AulaNews.id – Negara-negara bersatu telah veto resolusi draf PBB menyerukan gencatan senjata di Gaza, menandai ketiga kalinya Washington telah memblokir ukuran seperti itu sejak Israel perang di daerah yang dikepung dimulai pada bulan Oktober.
Dilansir dari MidleEastEye pada 21 Februari 2024. Resolusi draft, yang diajukan ke Dewan Keamanan PBB oleh Algeria, menerima 13 suara yang mendukung, dengan satu abstain dari Inggris. Amerika Serikat adalah satu-satunya anggota, termasuk anggota permanen dan non-permanen, dari Dewan Keamanan yang veto resolusi tersebut.
“Kami tidak akan pernah melakukan hal ini”, katanya.
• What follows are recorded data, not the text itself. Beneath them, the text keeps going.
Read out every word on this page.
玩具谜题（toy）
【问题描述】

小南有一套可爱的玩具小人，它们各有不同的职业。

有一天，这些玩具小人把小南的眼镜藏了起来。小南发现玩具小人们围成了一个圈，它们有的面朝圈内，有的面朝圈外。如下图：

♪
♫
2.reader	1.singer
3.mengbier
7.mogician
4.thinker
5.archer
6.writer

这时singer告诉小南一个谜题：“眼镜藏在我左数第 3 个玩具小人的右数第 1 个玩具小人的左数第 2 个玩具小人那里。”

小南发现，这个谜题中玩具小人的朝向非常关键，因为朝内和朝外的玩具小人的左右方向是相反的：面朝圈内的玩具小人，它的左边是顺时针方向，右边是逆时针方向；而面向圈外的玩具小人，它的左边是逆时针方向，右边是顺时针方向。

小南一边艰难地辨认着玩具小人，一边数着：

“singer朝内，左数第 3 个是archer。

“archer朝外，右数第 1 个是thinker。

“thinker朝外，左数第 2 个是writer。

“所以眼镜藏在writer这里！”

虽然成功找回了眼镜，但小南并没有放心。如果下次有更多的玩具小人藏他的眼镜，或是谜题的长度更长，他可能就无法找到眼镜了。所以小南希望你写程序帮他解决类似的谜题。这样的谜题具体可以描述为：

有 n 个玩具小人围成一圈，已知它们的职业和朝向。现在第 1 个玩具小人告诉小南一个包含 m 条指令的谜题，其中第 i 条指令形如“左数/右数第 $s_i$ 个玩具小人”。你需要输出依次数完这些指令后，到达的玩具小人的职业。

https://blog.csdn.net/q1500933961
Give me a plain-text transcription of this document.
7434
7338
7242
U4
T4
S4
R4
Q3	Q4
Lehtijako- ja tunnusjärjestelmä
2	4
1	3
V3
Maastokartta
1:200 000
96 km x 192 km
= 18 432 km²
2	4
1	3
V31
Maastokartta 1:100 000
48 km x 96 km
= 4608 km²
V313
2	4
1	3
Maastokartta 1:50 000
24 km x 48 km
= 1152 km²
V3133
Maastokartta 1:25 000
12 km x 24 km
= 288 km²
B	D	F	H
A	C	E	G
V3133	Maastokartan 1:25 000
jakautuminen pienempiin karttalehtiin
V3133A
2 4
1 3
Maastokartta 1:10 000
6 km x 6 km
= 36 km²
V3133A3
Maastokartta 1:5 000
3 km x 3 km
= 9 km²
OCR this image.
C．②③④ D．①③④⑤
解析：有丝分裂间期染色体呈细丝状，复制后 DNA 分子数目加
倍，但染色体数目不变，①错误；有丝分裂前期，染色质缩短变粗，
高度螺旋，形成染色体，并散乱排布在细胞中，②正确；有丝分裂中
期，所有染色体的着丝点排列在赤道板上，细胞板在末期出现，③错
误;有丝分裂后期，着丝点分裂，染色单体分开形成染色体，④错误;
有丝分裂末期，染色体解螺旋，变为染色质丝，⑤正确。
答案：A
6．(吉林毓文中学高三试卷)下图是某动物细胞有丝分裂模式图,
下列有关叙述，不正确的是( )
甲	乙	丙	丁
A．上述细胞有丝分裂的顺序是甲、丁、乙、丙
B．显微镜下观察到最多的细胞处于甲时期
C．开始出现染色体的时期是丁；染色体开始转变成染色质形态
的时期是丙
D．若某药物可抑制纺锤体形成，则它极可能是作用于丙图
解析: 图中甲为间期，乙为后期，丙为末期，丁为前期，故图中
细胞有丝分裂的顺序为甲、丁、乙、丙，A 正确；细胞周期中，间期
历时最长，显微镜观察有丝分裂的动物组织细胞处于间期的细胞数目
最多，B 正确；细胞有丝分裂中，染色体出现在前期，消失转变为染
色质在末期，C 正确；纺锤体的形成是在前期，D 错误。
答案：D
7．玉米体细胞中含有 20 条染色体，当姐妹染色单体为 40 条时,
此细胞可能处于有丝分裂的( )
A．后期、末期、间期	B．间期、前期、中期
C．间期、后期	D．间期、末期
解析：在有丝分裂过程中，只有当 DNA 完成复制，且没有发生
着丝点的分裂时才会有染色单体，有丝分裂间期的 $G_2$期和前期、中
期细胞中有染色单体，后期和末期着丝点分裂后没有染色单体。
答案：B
“Kami tidak akan pernah bisa melihat apakah itu akan terjadi”, katanya. Selain memblokir tiga resolusi, Washington veto amendemen yang menyerukan gencatan senjata yang telah dicoba Rusia termasuk pada resolusi Dewan Keamanan pada bulan Desember.
“Kami berharap bahwa pemerintah akan terus meningkatkan kesejahteraan rakyat”, katanya. Thomas-Greenfield mengklaim bahwa ukuran tersebut dapat membahayakan kesepakatan sandera yang akan menghentikan pertempuran antara Israel dan Hamas.
Sebaliknya, AS telah menawarkan kontra-resolusi sendiri yang akan mengutuk Hamas karena meluncurkan serangan 7 Oktober terhadap Israel. Resolusi AS menawarkan penentangan terhadap pertimbangan Israel terhadap serangan skala penuh terhadap Rafah berdasarkan situasi saat ini di tanah di Rafah. Namun, mereka tidak tegas menentang invasi Israel ke Rafah.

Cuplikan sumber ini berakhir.